Based on media portrayals and folklore, we’re led to believe that people and wolves are arch enemies that compete for food and resources. Science has a different story to tell – one not only of coexistence but even cooperation.
Today, wild spaces are dwindling and wolf populations have been slow to rebound from near extinction, but people continue to benefit from interactions with these smart, sensitive creatures. For most of us, our beloved dogs – direct descendants of wolves – are the closest we’ll ever get to a wolf. Wolf Connection, an innovative wolf therapy program and wolfdog rescue in the high desert north of Los Angeles, seeks to change that.
Wolfdogs as Therapy Animals
When the wolfdog rescue first opened in 2009, founder Teo Alfero sought to educate and empower young people by simply allowing them to spend time with the animals. Four years later, it has evolved into a therapeutic program with a set of “wolf principles,” or lessons humans can learn from wolves. Wolf Connection now serves a number of specialized populations, ranging from abused and neglected foster care children and juvenile delinquents to veterans with post-traumatic stress disorder and people struggling with drug addiction.
When Promises Treatment Centers heard about Wolf Connection, we knew rescued wolfdogs could make an impact on the young adults at our addiction treatment program in West Los Angeles.
“When the young adults from Promises come up here, the main priority is to get them out of their own story,” says Wolf Connection founder Teo Alfero. “We take them out for hikes and present them with projects they’ve never done before and animals they’ve never been in the presence of. They learn to approach things in a completely different way – not using behaviors they’ve been using until now but entirely new ones.”
One of the challenges in working with young adults is getting them engaged in treatment. Working with wolfdogs allows them to lay down their defenses and immerse themselves in the present moment. In that moment, they are more open to trusting others and listening to what they have to say and, just like the wolfdogs, making the most of a second chance at life.
“What happens here is really magic,” says Wolf Connection’s general manager Steve Wastell. “We have kids come here with this wall up that nothing can get through. They’re totally disconnected. Then you connect them with a pack of wolves and all of a sudden those walls drop.”
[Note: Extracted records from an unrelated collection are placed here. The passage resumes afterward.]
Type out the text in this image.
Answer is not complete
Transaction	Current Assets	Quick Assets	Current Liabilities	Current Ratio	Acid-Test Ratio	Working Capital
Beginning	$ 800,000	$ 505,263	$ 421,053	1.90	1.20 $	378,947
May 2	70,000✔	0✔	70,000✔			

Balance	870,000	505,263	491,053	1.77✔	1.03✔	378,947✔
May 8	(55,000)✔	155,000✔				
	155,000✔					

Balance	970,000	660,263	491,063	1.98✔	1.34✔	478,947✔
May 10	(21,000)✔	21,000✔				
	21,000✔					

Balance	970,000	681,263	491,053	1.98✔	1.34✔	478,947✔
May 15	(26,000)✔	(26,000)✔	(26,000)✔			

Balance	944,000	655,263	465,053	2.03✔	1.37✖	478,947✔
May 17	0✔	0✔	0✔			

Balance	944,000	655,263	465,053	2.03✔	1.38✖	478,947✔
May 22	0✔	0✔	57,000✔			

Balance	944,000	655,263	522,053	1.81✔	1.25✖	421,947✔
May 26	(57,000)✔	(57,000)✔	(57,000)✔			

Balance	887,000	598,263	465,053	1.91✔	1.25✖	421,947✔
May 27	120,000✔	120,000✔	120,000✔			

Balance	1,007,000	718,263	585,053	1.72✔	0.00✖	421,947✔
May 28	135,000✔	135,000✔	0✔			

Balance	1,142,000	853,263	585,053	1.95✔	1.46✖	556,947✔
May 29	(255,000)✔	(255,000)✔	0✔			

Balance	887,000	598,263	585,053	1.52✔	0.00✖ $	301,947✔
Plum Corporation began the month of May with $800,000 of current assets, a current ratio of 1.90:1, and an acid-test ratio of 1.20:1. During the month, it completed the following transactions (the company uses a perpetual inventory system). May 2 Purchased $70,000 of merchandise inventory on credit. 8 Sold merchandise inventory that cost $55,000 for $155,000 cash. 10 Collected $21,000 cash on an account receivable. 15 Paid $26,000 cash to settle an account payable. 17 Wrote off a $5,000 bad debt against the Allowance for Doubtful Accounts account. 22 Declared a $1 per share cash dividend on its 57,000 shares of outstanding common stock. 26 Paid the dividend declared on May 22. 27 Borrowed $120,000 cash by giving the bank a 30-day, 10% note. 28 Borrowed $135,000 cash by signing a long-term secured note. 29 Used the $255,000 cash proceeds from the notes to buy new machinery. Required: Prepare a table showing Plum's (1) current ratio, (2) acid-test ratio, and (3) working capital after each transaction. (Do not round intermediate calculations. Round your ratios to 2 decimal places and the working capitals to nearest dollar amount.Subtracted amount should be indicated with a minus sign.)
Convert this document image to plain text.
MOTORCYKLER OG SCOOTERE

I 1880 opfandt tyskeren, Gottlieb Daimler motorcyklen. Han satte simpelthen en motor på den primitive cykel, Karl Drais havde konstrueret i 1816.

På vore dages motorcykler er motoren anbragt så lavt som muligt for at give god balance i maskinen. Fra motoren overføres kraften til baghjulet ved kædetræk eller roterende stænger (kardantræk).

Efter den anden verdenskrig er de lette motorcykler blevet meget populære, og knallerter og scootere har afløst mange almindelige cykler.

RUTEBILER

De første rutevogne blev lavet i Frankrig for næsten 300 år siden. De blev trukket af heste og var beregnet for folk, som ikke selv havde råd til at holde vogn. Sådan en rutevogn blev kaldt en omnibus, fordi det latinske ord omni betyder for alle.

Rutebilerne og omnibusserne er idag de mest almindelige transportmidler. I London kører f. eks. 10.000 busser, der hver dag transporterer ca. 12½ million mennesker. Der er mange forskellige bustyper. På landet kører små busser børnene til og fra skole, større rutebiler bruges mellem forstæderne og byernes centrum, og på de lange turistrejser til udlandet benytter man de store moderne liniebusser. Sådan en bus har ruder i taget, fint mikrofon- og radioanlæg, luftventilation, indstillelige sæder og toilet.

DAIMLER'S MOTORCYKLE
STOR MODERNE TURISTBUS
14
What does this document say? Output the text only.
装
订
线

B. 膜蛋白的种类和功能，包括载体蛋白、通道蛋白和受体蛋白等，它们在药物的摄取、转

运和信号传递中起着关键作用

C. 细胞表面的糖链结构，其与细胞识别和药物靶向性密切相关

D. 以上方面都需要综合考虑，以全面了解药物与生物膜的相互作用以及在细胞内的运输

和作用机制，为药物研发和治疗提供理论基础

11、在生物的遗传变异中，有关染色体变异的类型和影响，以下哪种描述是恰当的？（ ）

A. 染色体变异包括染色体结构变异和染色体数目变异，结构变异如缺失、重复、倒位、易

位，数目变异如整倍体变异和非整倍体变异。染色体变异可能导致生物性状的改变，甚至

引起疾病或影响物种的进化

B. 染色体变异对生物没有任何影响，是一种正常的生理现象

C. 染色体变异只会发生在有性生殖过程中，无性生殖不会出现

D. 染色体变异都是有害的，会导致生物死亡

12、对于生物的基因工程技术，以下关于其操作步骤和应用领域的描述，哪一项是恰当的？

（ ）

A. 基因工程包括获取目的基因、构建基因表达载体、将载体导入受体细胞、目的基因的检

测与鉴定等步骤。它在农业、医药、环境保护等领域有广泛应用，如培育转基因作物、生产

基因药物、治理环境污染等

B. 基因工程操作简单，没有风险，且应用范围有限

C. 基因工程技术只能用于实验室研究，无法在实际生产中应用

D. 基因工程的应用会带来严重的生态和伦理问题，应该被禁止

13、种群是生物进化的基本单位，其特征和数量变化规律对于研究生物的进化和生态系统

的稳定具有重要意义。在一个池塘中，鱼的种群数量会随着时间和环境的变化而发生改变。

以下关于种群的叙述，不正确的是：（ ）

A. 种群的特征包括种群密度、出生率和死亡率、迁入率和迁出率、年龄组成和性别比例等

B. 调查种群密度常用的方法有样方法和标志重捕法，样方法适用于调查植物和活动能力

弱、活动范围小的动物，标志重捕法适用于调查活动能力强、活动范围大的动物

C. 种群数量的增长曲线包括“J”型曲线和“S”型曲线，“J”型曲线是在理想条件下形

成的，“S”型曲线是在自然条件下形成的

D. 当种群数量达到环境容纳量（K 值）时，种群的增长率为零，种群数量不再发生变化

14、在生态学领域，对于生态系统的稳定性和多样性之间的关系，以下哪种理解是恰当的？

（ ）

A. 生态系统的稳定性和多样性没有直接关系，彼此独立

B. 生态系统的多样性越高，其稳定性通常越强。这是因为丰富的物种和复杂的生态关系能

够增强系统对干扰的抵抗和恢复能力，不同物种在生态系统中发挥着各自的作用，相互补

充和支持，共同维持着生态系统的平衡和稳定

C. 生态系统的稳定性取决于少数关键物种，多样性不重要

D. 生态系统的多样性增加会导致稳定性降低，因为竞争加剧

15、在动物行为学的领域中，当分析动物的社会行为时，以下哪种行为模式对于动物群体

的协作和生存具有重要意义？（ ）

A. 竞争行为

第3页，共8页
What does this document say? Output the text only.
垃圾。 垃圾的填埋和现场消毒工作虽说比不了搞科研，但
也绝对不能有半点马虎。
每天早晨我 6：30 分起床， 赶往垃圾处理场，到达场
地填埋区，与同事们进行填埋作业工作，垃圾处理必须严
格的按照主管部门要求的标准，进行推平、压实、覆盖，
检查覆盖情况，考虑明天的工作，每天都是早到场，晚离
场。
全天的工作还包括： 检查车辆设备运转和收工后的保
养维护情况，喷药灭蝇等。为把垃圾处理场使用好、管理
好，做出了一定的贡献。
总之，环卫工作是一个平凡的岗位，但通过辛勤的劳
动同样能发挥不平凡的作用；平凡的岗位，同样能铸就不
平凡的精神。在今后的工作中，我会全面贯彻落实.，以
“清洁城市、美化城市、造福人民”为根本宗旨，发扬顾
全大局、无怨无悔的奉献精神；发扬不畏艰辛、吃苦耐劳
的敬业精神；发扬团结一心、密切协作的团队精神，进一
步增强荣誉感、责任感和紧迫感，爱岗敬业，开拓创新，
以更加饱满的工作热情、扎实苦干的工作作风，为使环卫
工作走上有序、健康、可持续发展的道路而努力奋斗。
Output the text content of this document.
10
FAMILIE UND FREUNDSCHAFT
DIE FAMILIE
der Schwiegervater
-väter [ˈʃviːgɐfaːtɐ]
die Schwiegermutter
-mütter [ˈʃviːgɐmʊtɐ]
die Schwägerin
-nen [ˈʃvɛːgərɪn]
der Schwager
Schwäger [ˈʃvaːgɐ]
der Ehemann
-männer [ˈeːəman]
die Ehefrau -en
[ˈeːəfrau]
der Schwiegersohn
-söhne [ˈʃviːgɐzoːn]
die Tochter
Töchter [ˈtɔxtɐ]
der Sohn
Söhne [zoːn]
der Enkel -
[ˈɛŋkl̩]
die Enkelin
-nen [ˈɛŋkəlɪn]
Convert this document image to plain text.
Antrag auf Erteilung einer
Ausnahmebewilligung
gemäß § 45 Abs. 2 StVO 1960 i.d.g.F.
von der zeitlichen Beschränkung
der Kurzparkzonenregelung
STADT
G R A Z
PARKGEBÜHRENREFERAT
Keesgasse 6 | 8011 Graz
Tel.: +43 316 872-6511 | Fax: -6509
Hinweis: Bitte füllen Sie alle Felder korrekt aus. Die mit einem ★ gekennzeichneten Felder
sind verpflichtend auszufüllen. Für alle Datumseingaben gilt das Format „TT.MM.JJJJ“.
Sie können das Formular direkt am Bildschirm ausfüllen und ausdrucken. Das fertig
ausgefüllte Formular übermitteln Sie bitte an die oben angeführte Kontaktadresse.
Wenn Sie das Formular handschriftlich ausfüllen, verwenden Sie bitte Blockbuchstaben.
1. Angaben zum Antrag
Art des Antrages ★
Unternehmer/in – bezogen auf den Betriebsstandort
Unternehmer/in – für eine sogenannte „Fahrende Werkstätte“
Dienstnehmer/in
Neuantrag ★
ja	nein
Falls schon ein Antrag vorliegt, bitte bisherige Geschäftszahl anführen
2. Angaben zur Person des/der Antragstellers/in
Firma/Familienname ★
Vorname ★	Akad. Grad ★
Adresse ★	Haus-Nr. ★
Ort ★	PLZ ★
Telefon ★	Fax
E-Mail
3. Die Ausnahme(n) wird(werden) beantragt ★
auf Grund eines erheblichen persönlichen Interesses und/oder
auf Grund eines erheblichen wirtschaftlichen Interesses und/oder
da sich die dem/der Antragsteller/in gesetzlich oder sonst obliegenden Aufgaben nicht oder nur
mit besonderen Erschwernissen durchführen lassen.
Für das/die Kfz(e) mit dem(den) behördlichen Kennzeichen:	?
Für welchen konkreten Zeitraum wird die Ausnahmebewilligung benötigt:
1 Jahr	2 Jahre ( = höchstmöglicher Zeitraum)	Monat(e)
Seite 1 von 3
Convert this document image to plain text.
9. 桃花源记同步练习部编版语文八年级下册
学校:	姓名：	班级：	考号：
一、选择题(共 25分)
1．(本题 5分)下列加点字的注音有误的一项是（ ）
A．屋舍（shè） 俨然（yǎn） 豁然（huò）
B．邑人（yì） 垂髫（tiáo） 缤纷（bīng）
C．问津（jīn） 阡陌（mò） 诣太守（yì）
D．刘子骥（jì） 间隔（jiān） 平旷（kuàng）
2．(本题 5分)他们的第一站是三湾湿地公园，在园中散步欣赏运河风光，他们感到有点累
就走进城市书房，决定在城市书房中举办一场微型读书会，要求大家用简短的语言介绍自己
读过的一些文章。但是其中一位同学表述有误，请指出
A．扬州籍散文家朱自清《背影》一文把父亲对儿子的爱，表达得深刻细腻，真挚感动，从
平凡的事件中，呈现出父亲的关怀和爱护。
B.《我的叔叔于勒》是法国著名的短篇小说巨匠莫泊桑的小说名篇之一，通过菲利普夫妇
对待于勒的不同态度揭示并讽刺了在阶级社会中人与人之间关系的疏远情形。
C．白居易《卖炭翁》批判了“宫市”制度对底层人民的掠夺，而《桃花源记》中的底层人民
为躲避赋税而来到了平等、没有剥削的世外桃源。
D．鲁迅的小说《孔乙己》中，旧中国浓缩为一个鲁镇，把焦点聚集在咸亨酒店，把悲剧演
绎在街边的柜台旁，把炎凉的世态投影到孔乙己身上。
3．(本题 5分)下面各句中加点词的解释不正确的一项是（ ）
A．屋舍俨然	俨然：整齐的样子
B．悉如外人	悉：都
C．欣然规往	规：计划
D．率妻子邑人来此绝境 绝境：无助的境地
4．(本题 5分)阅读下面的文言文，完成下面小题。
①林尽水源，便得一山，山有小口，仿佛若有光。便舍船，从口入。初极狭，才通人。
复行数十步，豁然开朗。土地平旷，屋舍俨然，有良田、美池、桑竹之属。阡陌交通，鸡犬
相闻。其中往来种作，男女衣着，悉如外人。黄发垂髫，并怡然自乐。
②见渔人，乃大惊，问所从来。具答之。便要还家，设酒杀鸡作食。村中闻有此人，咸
A day of hiking in the woods with wolfdogs is fun, and there is a certain thrill factor in being around wolves. But wolf therapy is much more than a fun day away from the four walls of rehab. From their interactions with wolves, addicts make progress toward rebuilding the empathy deficits caused by addiction, managing their emotions and impulses through greater self-awareness, and trusting their treatment providers and the recovery process – and of course, having fun without drugs or alcohol.
The Ancient Bond Between People and Wolves
In the field of addiction treatment, we’ve long known that horses, dogs and other animals can be highly effective co-therapists. Working with wolfdogs is a logical extension of this therapeutic approach – one that has made a lasting impression on the young people at Promises. In addition to the well-established benefits of animal-assisted therapy, such as trust, empathy, acceptance, teamwork and communication, there is a deep connection that stems from the long-standing relationship humans have had with wolves.
“Researchers suggest that after so many generations of co-evolution, our connection with wolves is at the DNA level, meaning when you see one of these animals you have a natural instinct to connect and to nurture and to bond,” Alfero explains. “This takes all of the clients we’ve worked with immediately to a primal level beneath all of the abuse, neglect or negative learned behavior. At this primal level there’s a natural openness to connect with these animals and to consider a new way of being.”
Thousands of years ago, man and wolf were drawn together as allies and eventually companions. Native Americans held the wolf in high regard, incorporating it into their spiritual rituals and legends and depicting man and wolf joined as one creature in their art and stories. Given the similarities in our ways of life – for example, living in packs or families and building dens or homes – some scientists believe that many of the behaviors that make us human were inherited not from our primate ancestors, but from wolves.
So although wolves and recovering addicts may seem like an unlikely pair, the bond between them runs deep. Having been rescued from dire circumstances themselves, the wolfdogs are living embodiments of hope at a time when recovering addicts need it most.